Zunächst die Ereignisse: 1940 bis 1943, in der Stadt Tripolis auf der Peloponnes: Ich teilte mit meinem Freund Giorgos Kouloukis auch die Liebe zur »Frühlingssymphonie« und zum »Marsch des Ozeans«. 1947/48, Bürgerkrieg: Giorgos wird zum Tode verurteilt und eingesperrt. Eines Morgens schleppen die Wächter Athina, eine Partisanin, die nach der Schlacht von Zatuna festgenommen worden war, aus der Nebenzelle.
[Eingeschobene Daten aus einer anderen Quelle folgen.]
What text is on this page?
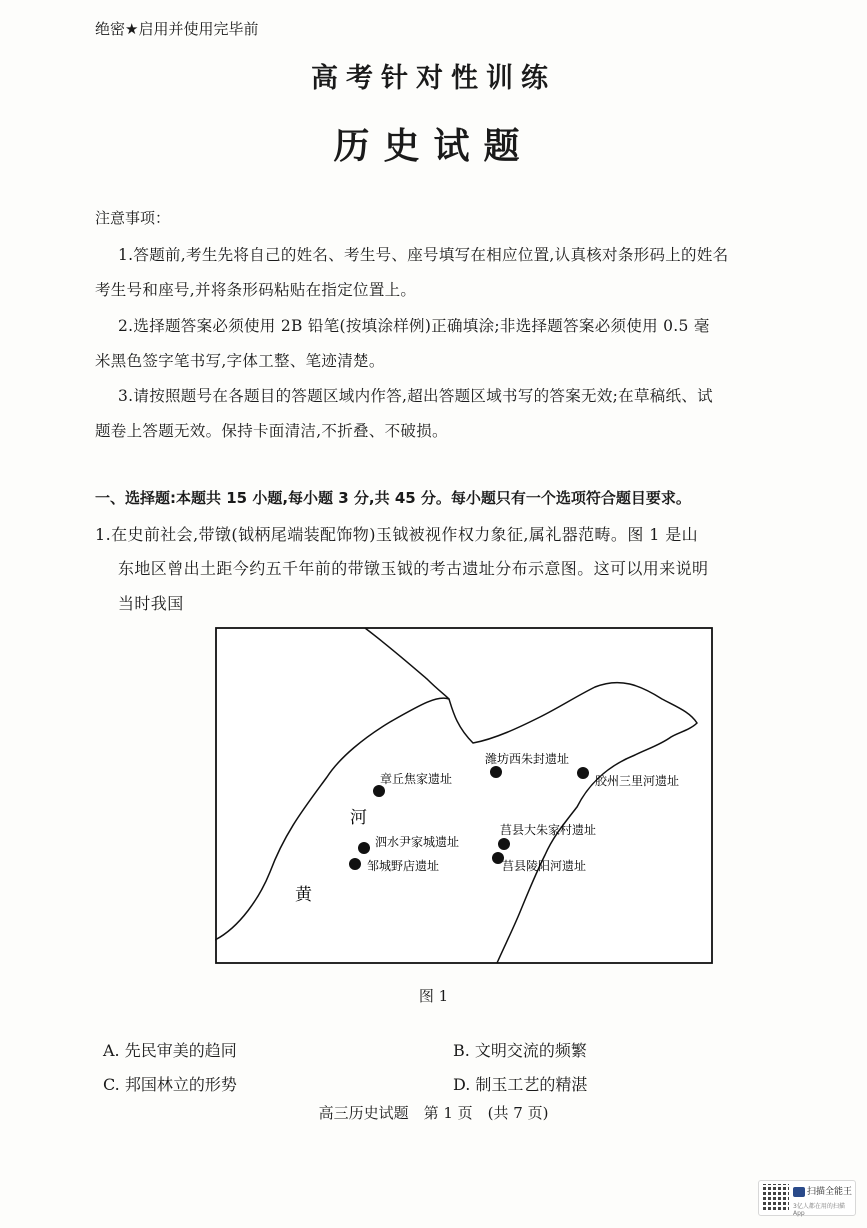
绝密★启用并使用完毕前
高考针对性训练
历史试题
注意事项：
1.答题前,考生先将自己的姓名、考生号、座号填写在相应位置,认真核对条形码上的姓名
考生号和座号,并将条形码粘贴在指定位置上。
2.选择题答案必须使用 2B 铅笔(按填涂样例)正确填涂;非选择题答案必须使用 0.5 毫
米黑色签字笔书写,字体工整、笔迹清楚。
3.请按照题号在各题目的答题区域内作答,超出答题区域书写的答案无效;在草稿纸、试
题卷上答题无效。保持卡面清洁,不折叠、不破损。
一、选择题:本题共 15 小题,每小题 3 分,共 45 分。每小题只有一个选项符合题目要求。
1.在史前社会,带镦(钺柄尾端装配饰物)玉钺被视作权力象征,属礼器范畴。图 1 是山
东地区曾出土距今约五千年前的带镦玉钺的考古遗址分布示意图。这可以用来说明
当时我国
河
黄
潍坊西朱封遗址
胶州三里河遗址
章丘焦家遗址
泗水尹家城遗址
邹城野店遗址
莒县大朱家村遗址
莒县陵阳河遗址
图 1
A. 先民审美的趋同	B. 文明交流的频繁
C. 邦国林立的形势	D. 制玉工艺的精湛
高三历史试题　第 1 页　(共 7 页)
扫描全能王
3亿人都在用的扫描App
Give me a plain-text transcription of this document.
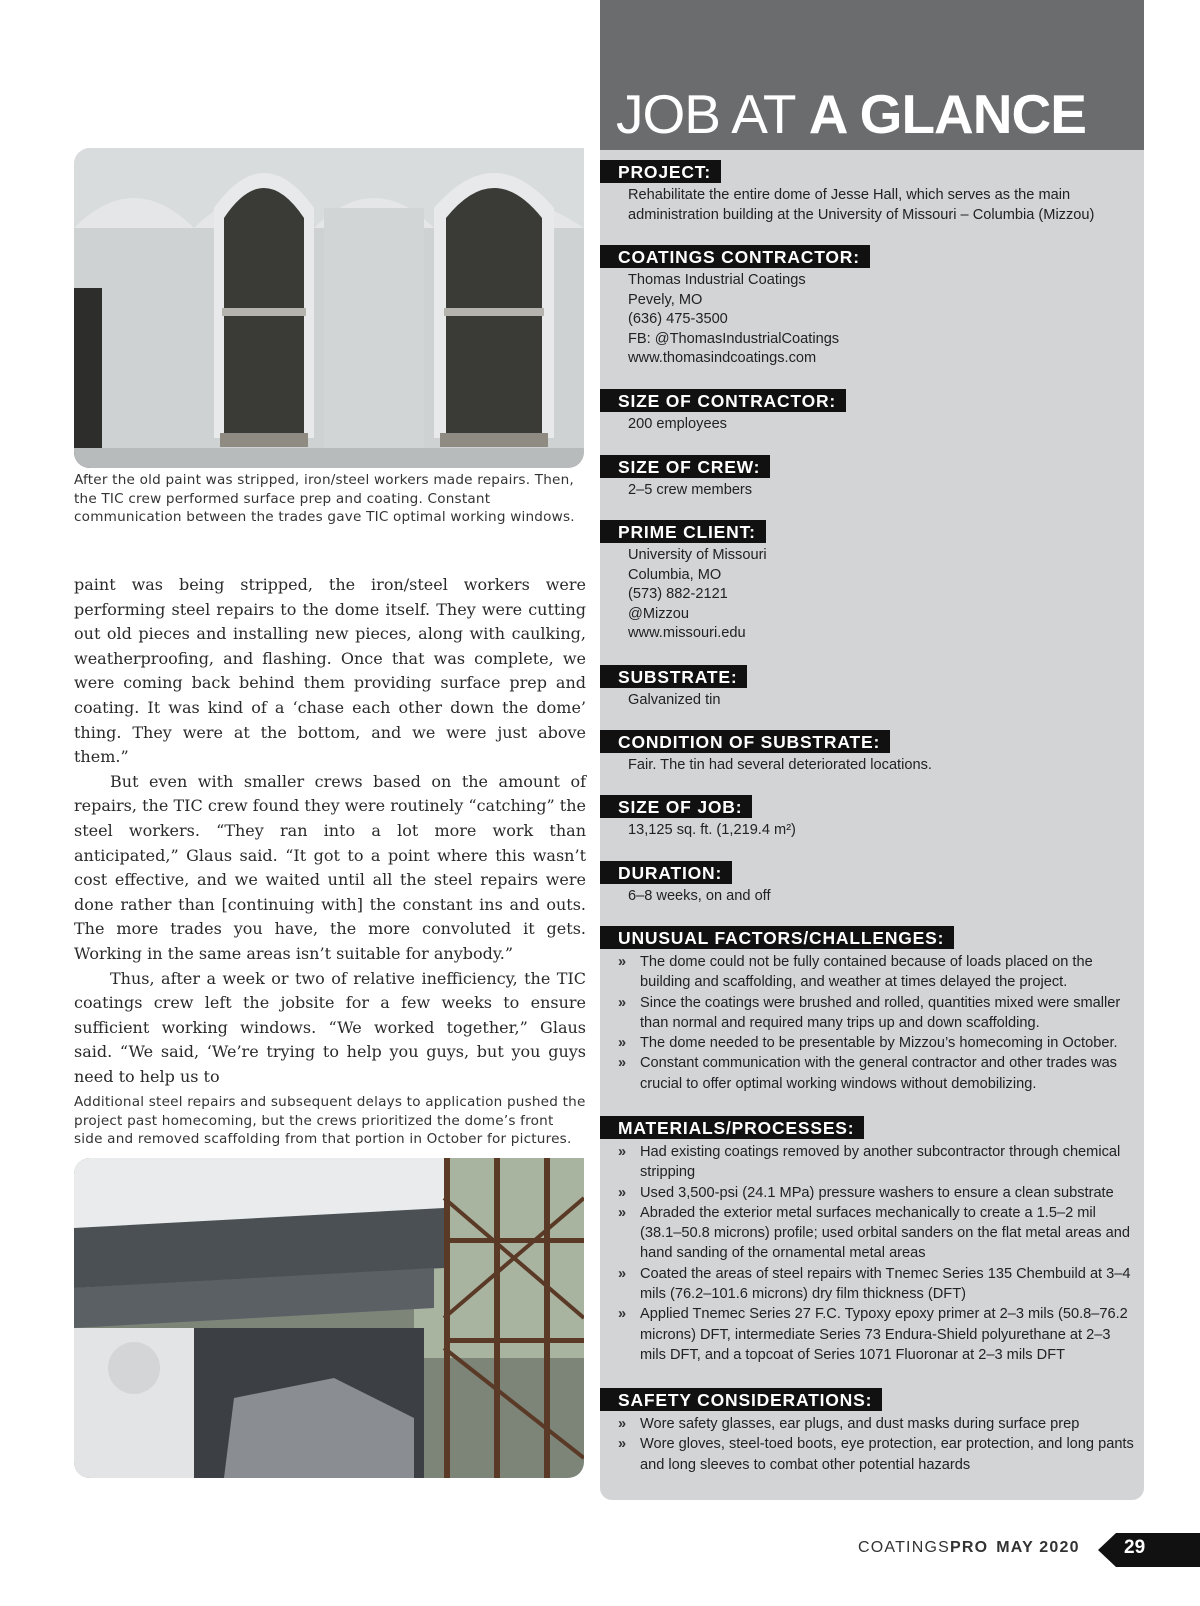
After the old paint was stripped, iron/steel workers made repairs. Then, the TIC crew performed surface prep and coating. Constant communication between the trades gave TIC optimal working windows.

paint was being stripped, the iron/steel workers were performing steel repairs to the dome itself. They were cutting out old pieces and installing new pieces, along with caulking, weatherproofing, and flashing. Once that was complete, we were coming back behind them providing surface prep and coating. It was kind of a ‘chase each other down the dome’ thing. They were at the bottom, and we were just above them.”

But even with smaller crews based on the amount of repairs, the TIC crew found they were routinely “catching” the steel workers. “They ran into a lot more work than anticipated,” Glaus said. “It got to a point where this wasn’t cost effective, and we waited until all the steel repairs were done rather than [continuing with] the constant ins and outs. The more trades you have, the more convoluted it gets. Working in the same areas isn’t suitable for anybody.”

Thus, after a week or two of relative inefficiency, the TIC coatings crew left the jobsite for a few weeks to ensure sufficient working windows. “We worked together,” Glaus said. “We said, ‘We’re trying to help you guys, but you guys need to help us to

Additional steel repairs and subsequent delays to application pushed the project past homecoming, but the crews prioritized the dome’s front side and removed scaffolding from that portion in October for pictures.
JOB AT A GLANCE
PROJECT:
Rehabilitate the entire dome of Jesse Hall, which serves as the main
administration building at the University of Missouri – Columbia (Mizzou)
COATINGS CONTRACTOR:
Thomas Industrial Coatings
Pevely, MO
(636) 475-3500
FB: @ThomasIndustrialCoatings
www.thomasindcoatings.com
SIZE OF CONTRACTOR:
200 employees
SIZE OF CREW:
2–5 crew members
PRIME CLIENT:
University of Missouri
Columbia, MO
(573) 882-2121
@Mizzou
www.missouri.edu
SUBSTRATE:
Galvanized tin
CONDITION OF SUBSTRATE:
Fair. The tin had several deteriorated locations.
SIZE OF JOB:
13,125 sq. ft. (1,219.4 m²)
DURATION:
6–8 weeks, on and off
UNUSUAL FACTORS/CHALLENGES:
» The dome could not be fully contained because of loads placed on the building and scaffolding, and weather at times delayed the project.
» Since the coatings were brushed and rolled, quantities mixed were smaller than normal and required many trips up and down scaffolding.
» The dome needed to be presentable by Mizzou’s homecoming in October.
» Constant communication with the general contractor and other trades was crucial to offer optimal working windows without demobilizing.
MATERIALS/PROCESSES:
» Had existing coatings removed by another subcontractor through chemical stripping
» Used 3,500-psi (24.1 MPa) pressure washers to ensure a clean substrate
» Abraded the exterior metal surfaces mechanically to create a 1.5–2 mil (38.1–50.8 microns) profile; used orbital sanders on the flat metal areas and hand sanding of the ornamental metal areas
» Coated the areas of steel repairs with Tnemec Series 135 Chembuild at 3–4 mils (76.2–101.6 microns) dry film thickness (DFT)
» Applied Tnemec Series 27 F.C. Typoxy epoxy primer at 2–3 mils (50.8–76.2 microns) DFT, intermediate Series 73 Endura-Shield polyurethane at 2–3 mils DFT, and a topcoat of Series 1071 Fluoronar at 2–3 mils DFT
SAFETY CONSIDERATIONS:
» Wore safety glasses, ear plugs, and dust masks during surface prep
» Wore gloves, steel-toed boots, eye protection, ear protection, and long pants and long sleeves to combat other potential hazards
COATINGSPRO MAY 2020 29
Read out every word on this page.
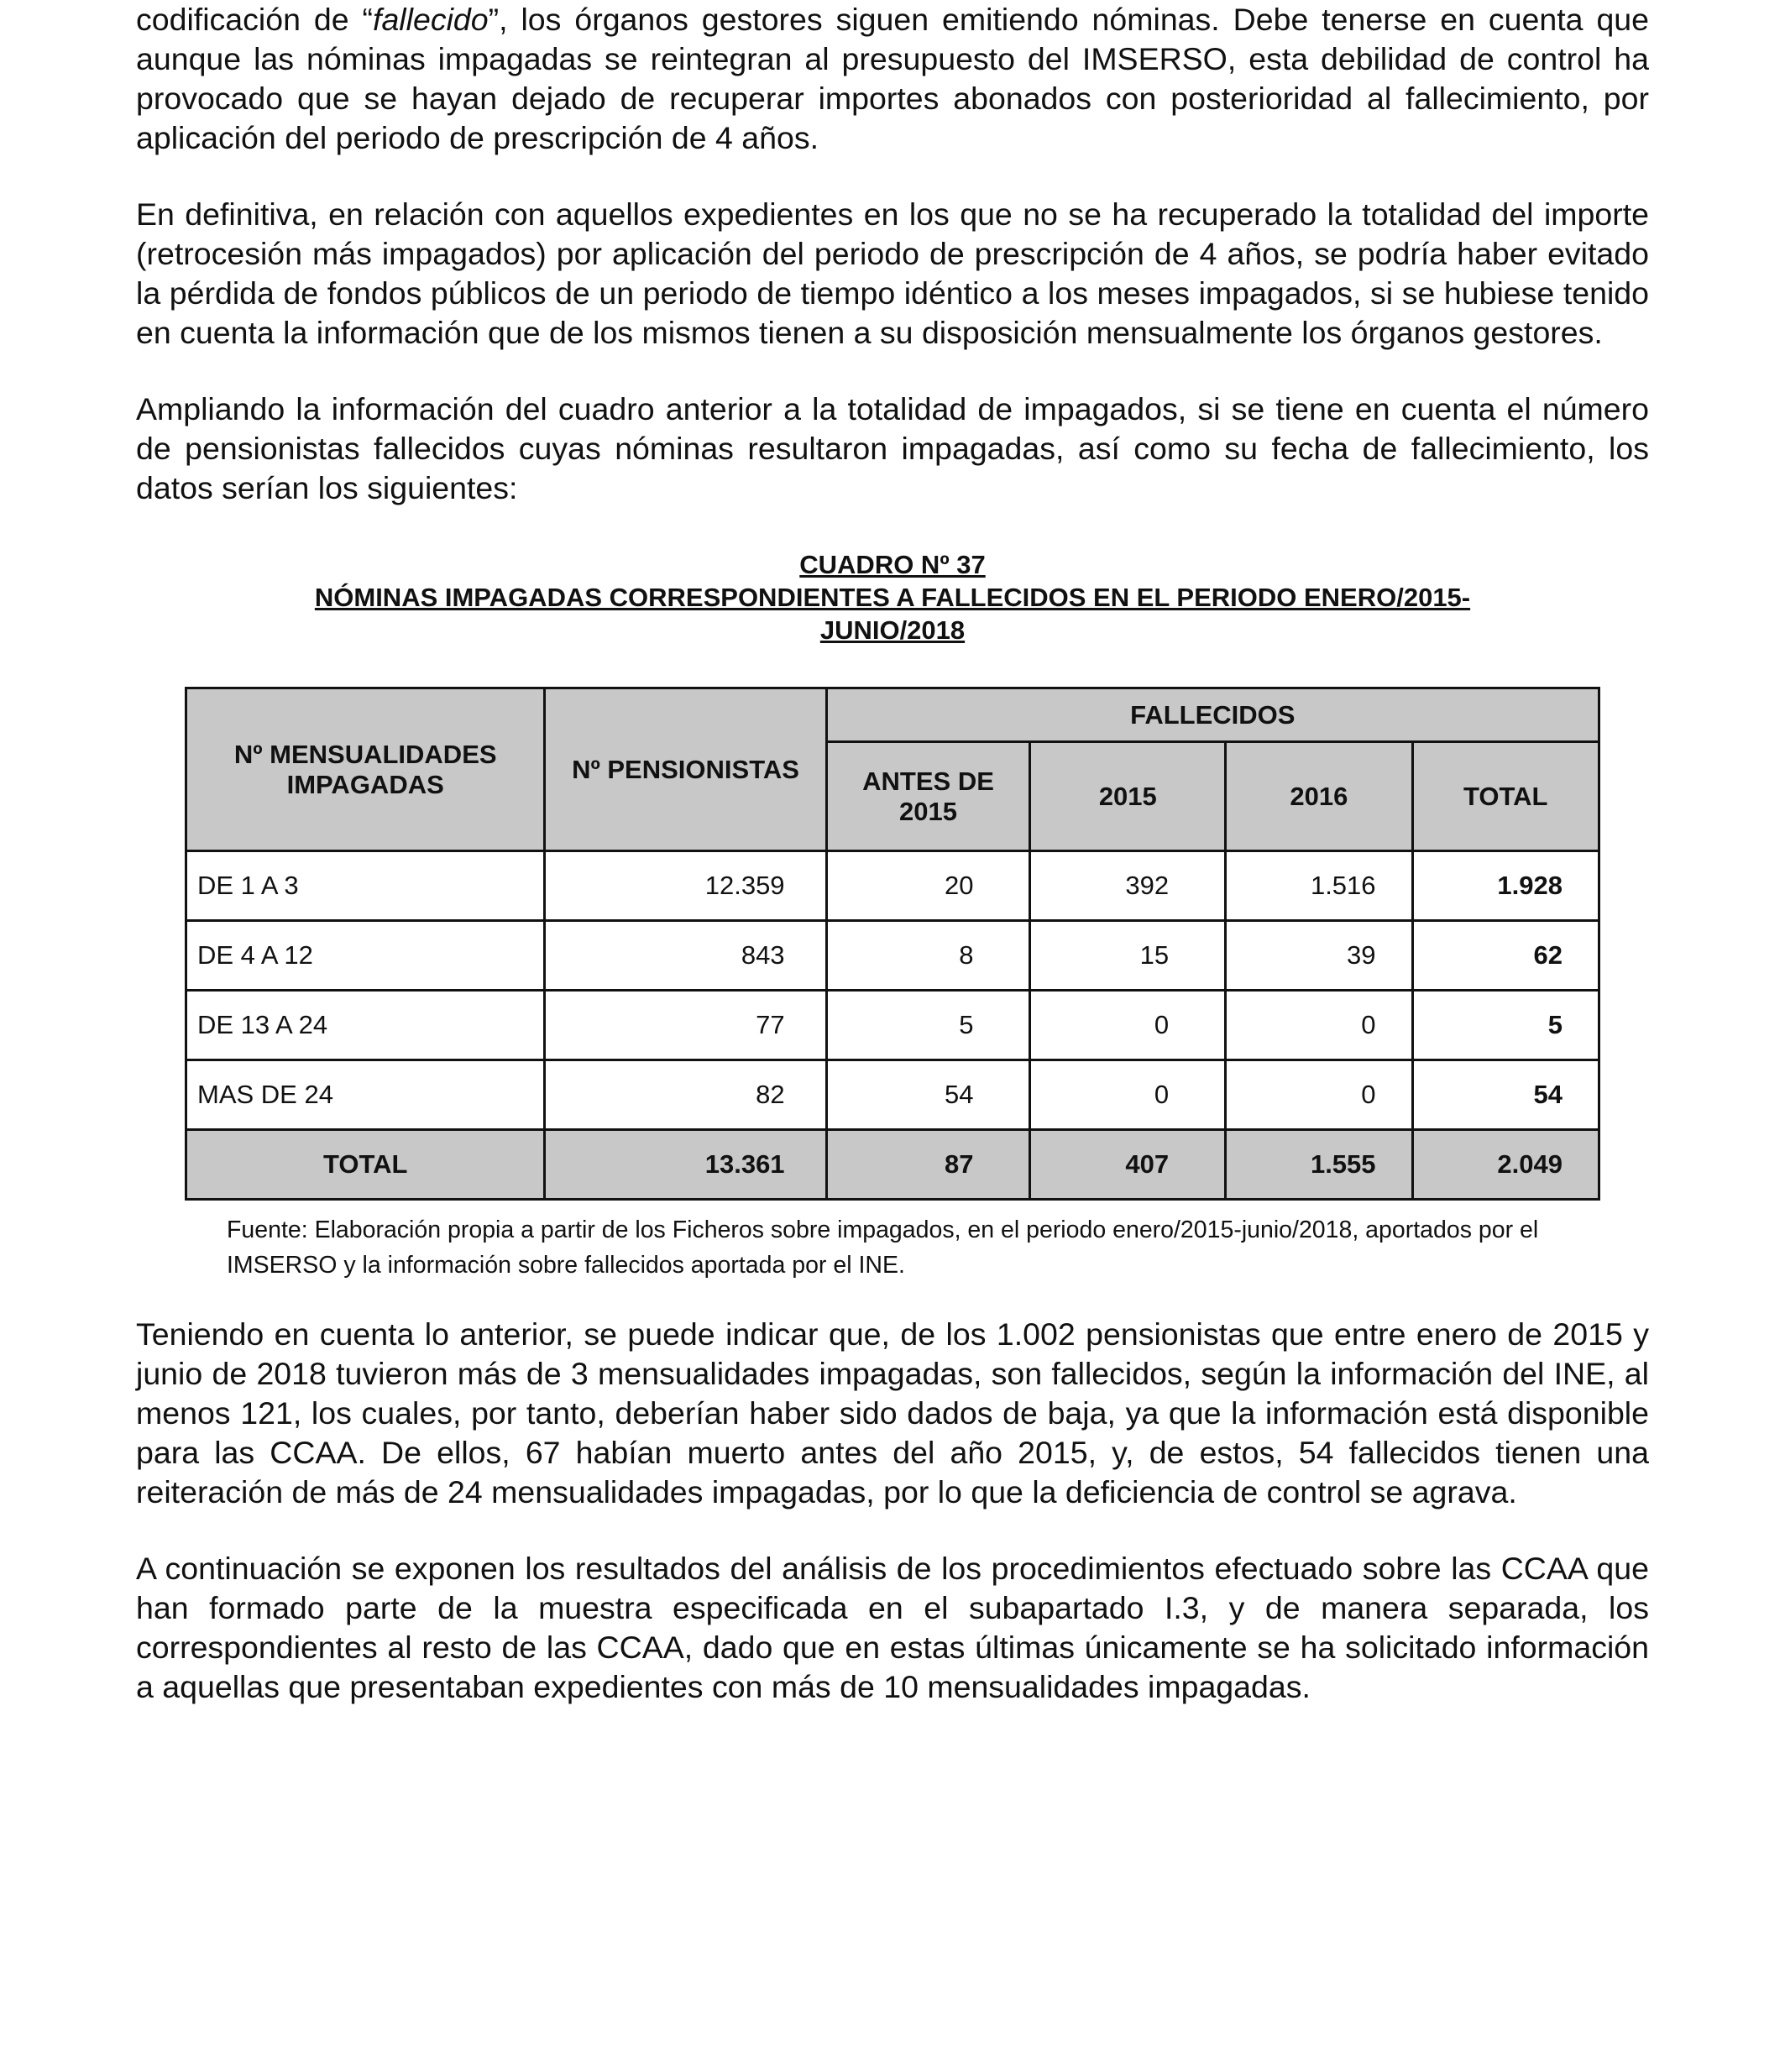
codificación de “fallecido”, los órganos gestores siguen emitiendo nóminas. Debe tenerse en cuenta que aunque las nóminas impagadas se reintegran al presupuesto del IMSERSO, esta debilidad de control ha provocado que se hayan dejado de recuperar importes abonados con posterioridad al fallecimiento, por aplicación del periodo de prescripción de 4 años.

En definitiva, en relación con aquellos expedientes en los que no se ha recuperado la totalidad del importe (retrocesión más impagados) por aplicación del periodo de prescripción de 4 años, se podría haber evitado la pérdida de fondos públicos de un periodo de tiempo idéntico a los meses impagados, si se hubiese tenido en cuenta la información que de los mismos tienen a su disposición mensualmente los órganos gestores.

Ampliando la información del cuadro anterior a la totalidad de impagados, si se tiene en cuenta el número de pensionistas fallecidos cuyas nóminas resultaron impagadas, así como su fecha de fallecimiento, los datos serían los siguientes:

CUADRO Nº 37

NÓMINAS IMPAGADAS CORRESPONDIENTES A FALLECIDOS EN EL PERIODO ENERO/2015-JUNIO/2018

Nº MENSUALIDADES IMPAGADAS	Nº PENSIONISTAS	FALLECIDOS			
		ANTES DE 2015	2015	2016	TOTAL
DE 1 A 3	12.359	20	392	1.516	1.928
DE 4 A 12	843	8	15	39	62
DE 13 A 24	77	5	0	0	5
MAS DE 24	82	54	0	0	54
TOTAL	13.361	87	407	1.555	2.049

Fuente: Elaboración propia a partir de los Ficheros sobre impagados, en el periodo enero/2015-junio/2018, aportados por el IMSERSO y la información sobre fallecidos aportada por el INE.

Teniendo en cuenta lo anterior, se puede indicar que, de los 1.002 pensionistas que entre enero de 2015 y junio de 2018 tuvieron más de 3 mensualidades impagadas, son fallecidos, según la información del INE, al menos 121, los cuales, por tanto, deberían haber sido dados de baja, ya que la información está disponible para las CCAA. De ellos, 67 habían muerto antes del año 2015, y, de estos, 54 fallecidos tienen una reiteración de más de 24 mensualidades impagadas, por lo que la deficiencia de control se agrava.

A continuación se exponen los resultados del análisis de los procedimientos efectuado sobre las CCAA que han formado parte de la muestra especificada en el subapartado I.3, y de manera separada, los correspondientes al resto de las CCAA, dado que en estas últimas únicamente se ha solicitado información a aquellas que presentaban expedientes con más de 10 mensualidades impagadas.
Man führt sie zur Mauer des Hofes und erschießt sie. Alle beobachten, wie sich der Saft von den Orangen, die sie an ihrer Brust versteckt hielt, mit ihrem Blut vermischt. 1949, KZ-Insel Makronisos: Morgendliche Zwangsarbeit in der Vierten Abteilung. Gefangene tragen zu zweit Stacheldrahtrollen. Der eisige Nordwind schneidet in die Haut, wirbelt Staub auf, so daß wir kaum sehen können. Wir haben den Kragen hochgeschlagen und die Schirmmütze tief ins Gesicht gezogen. Verdreckt, unrasiert, das Einzige, was noch an Mensch erinnert, sind die Augen. Ich schaue meinem Nebenmann in die Augen und erkenne Kouloukis. 1954, ich lebe in Paris, Giorgos arbeitet als Lehrer in einem kleinen Dorf am Rande Lakoniens. Er hört im Rundfunk die Aufführung meiner Ersten Symphonie durch das Staatliche Orchester Athen, schreibt das Gedicht »Erste Symphonie« und schickt es mir nach Paris. Juli 1968 in Vrachati: Ich vertone das Gedicht und ändere den Titel - »Meine Schwester Athina«. September 1968, Verbannung in Zatuna: Ich stehe unter Hausarrest und harmonisiere das neue Lied. Ins Nebenhaus zieht mit Genehmigung der Gendarmerie eine ältere Frau mit ihrer Tochter. Sie ist mit einem Offizier der Junta verheiratet. Am Abend sitzen sie auf dem Balkon von Frau Marigo. Die Dorflehrerin läßt uns durch meine Tochter Margarita mitteilen, daß sie hierhergekommen ist, um ihrer Tochter zu gedenken, die als Partisanin während des Bürgerkriegs in Zatuna festgenommen und hingerichtet worden war. Ich frage mich, ob es die Mutter von Athina ist. Ich lasse sie wissen, daß ich ein Lied singen werde, das einem Mädchen gewidmet ist, das in dieser Gegend festgenommen wurde. Sie hört mir vom Haus gegenüber zu und weint stumm. Zwischen unseren beiden Häusern sitzen die Wächter, rauchen und reißen Witze. 1976, Panathinaikos-Stadion: Maria Faranduri singt zum ersten und letzten Mal das Lied der Athina während eines Konzerts für Zypern.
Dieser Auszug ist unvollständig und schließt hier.